This news has been dominating the headlines for weeks. The question that no one has asked, is why now? What brought him out of hibernation during the pandemic to instigate such as rash decision? Putin didn’t seem to be under a particular threat in domestic politics, and his goal of restoring the Soviet Union has been simmering for decades. Some have commented that he already got everything he wanted from Trump, so he had no need to go adventuring.
Everyone has been speculating that his mindset seems to have suddenly evolved into a more emotional state rather than his usual calculating and rational approach. While no one can read his mind, he obviously miscalculated. But so did Biden. Whereas Biden’s generals had convinced him that Afghanistan might survive for as long as six months, apparently, they told him that Ukraine was a lost cause and would fold within days. Their intelligence was wrong in both cases. Because of their negative assessment of Ukraine’s military capabilities, they provided only token military equipment and supplies. They may have been afraid it only would fall into Russian hands.
We fought proxy wars in the Middle East without success, where we were the aggressor. There also was the long history of the resentment of centuries of colonialism that factored into the hatred of the US and the West. Now we have a proxy war in Europe, where with the support of NATO and the EU, we may have a chance to severely damage the status of Russia as a competitor in world politics.
Some would say that Putin brought it upon himself. The philosophical question of a grand struggle between democracy and autocracy seems over simplified. We have some very autocratic countries in NATO. We applaud the open-door policy of Poland in accepting Ukrainian refugees, but we forget that they turned away Muslim Afghan refugees only a few months ago.
We should have learned our lesson in Vietnam that when people are defending their own country, they have the passion and commitment that outsiders lack. Military might is not the only ingredient in winning a war. In the first place, the military always is fighting wars with outdated strategies from previous wars that no long apply. For example, the impact of cyberwarfare has yet to be played out in the Ukraine. The threat of the use of tactical nuclear weapons rings hollow. Putin can’t be that crazy.
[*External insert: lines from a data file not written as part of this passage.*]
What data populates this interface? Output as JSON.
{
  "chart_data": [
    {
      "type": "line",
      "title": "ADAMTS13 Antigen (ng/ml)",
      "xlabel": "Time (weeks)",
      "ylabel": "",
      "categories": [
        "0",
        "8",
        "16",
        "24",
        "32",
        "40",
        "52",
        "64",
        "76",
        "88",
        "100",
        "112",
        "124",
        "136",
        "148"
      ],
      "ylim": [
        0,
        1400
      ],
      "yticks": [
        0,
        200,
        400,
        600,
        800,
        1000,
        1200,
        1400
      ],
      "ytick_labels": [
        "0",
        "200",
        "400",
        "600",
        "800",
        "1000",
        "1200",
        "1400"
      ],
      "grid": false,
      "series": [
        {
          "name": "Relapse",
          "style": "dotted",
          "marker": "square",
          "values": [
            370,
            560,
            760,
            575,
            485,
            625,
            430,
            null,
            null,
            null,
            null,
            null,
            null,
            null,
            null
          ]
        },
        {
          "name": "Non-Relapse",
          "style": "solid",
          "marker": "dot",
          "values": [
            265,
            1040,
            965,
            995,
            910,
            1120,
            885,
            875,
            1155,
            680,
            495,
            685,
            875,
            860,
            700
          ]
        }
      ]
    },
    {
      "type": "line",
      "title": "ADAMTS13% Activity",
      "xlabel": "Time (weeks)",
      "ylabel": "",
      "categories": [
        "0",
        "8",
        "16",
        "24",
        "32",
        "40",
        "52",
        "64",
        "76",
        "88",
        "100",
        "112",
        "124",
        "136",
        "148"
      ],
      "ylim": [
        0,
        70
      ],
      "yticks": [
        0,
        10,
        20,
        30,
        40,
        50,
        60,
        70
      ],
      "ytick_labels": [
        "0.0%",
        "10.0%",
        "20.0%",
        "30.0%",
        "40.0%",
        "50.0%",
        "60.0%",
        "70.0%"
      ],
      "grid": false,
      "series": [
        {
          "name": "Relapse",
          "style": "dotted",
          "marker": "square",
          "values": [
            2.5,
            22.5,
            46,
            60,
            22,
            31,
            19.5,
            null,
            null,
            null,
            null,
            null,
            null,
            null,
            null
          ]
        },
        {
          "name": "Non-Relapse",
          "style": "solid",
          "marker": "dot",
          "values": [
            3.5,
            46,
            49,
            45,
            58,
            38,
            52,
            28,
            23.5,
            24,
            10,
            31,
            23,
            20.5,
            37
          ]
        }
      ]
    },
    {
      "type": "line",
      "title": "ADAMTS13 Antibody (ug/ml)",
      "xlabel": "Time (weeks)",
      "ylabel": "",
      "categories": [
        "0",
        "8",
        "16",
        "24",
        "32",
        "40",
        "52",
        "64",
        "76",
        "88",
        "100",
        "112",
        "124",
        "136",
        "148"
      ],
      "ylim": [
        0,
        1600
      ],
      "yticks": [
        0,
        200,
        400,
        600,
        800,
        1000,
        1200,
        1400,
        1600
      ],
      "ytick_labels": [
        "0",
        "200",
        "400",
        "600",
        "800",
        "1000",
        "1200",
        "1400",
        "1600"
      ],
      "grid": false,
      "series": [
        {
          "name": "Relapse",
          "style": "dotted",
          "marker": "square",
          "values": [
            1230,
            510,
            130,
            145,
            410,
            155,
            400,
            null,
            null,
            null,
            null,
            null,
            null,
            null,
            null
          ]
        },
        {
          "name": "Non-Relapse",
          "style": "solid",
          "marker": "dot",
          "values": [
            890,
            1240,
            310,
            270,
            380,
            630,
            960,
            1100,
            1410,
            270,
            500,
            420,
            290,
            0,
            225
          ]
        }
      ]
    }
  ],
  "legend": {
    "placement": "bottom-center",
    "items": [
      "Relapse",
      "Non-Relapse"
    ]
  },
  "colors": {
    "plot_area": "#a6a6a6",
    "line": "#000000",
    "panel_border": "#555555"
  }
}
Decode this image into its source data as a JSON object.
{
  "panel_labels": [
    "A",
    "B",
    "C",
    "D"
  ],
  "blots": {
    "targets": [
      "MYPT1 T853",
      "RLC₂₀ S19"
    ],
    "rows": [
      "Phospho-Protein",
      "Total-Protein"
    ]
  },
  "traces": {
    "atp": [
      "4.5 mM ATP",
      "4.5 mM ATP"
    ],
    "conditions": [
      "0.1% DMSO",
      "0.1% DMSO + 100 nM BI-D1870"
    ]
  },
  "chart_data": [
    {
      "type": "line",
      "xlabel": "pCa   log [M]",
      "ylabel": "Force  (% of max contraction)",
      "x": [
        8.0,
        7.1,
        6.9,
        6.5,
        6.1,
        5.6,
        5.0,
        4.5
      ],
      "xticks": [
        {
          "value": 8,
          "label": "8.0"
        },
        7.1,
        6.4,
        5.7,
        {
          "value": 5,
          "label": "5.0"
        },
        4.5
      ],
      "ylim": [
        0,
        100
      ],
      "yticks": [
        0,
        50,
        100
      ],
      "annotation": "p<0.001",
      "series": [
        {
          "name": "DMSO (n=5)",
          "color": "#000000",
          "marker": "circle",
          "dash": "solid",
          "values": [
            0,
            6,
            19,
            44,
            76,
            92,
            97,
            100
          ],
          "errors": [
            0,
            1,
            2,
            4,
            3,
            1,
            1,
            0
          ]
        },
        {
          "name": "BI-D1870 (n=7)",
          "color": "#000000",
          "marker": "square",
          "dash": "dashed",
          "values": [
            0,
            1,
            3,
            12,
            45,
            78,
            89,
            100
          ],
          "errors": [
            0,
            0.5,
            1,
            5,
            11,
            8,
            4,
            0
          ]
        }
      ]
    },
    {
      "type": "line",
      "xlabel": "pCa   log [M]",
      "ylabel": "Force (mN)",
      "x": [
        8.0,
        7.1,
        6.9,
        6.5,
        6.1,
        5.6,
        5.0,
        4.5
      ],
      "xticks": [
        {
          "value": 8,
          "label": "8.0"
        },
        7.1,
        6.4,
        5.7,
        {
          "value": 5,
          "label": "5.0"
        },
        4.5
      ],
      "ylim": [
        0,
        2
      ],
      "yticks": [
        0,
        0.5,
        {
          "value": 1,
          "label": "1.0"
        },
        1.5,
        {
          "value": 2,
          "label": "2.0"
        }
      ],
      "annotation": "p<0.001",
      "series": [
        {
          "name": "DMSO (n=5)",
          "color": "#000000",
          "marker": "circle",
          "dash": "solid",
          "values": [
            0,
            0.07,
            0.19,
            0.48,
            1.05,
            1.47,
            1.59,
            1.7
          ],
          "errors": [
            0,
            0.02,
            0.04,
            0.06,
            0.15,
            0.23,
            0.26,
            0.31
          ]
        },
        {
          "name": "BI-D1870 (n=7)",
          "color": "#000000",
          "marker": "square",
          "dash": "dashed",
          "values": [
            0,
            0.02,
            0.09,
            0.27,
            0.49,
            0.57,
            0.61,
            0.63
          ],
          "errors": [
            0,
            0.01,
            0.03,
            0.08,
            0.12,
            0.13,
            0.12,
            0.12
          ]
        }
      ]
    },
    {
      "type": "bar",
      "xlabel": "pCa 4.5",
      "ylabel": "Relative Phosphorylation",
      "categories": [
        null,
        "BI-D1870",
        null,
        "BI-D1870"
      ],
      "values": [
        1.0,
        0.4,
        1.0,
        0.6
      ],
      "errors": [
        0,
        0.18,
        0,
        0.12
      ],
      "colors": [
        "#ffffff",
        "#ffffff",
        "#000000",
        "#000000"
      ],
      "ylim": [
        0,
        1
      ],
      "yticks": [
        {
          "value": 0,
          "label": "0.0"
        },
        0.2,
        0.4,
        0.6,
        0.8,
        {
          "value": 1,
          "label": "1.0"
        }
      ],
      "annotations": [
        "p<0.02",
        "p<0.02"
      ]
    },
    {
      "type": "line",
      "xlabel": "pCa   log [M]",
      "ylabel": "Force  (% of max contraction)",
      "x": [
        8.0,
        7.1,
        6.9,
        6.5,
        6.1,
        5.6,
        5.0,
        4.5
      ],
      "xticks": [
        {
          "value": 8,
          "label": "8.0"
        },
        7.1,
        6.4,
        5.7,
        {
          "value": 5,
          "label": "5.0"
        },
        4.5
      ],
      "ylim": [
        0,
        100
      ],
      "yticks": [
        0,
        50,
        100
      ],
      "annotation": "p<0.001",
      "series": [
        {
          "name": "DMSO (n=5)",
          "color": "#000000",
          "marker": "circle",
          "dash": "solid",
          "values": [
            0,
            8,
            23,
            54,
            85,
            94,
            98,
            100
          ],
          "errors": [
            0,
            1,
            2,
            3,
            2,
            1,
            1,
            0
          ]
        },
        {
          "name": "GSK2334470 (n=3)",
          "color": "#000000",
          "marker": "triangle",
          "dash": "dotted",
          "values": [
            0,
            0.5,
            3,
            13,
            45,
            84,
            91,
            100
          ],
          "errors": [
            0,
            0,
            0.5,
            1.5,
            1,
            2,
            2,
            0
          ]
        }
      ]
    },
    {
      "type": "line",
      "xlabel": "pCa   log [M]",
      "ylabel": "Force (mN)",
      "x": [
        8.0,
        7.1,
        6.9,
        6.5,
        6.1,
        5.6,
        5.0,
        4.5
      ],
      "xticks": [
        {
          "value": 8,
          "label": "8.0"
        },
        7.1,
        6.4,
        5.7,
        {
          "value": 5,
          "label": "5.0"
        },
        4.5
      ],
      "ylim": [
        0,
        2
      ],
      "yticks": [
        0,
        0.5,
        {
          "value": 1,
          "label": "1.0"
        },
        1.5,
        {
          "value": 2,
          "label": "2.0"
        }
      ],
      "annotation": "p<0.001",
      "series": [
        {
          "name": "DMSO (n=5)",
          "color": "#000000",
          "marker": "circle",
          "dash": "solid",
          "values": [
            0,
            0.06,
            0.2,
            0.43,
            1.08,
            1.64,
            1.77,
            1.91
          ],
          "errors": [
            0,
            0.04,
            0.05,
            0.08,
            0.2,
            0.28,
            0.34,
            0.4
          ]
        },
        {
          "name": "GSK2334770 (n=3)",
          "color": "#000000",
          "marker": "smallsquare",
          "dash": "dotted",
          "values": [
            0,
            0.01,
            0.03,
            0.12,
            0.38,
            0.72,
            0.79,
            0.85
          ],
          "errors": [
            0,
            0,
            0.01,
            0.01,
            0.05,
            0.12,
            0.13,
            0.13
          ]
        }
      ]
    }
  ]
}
Russia may ultimately over run the defensive forces of Ukraine. Let’s hope it doesn’t turn out like Syria. But they will face a long and bitter battle of insurgency and a drain on their economy and military forces. The weapons war in the 80’s bankrupted The Soviet Union and ultimately led to its collapse. The current conflict will only further weaken a third-rate nation in spite of their nuclear stockpiles. Let’s hope that it will hasten Putin’s departure.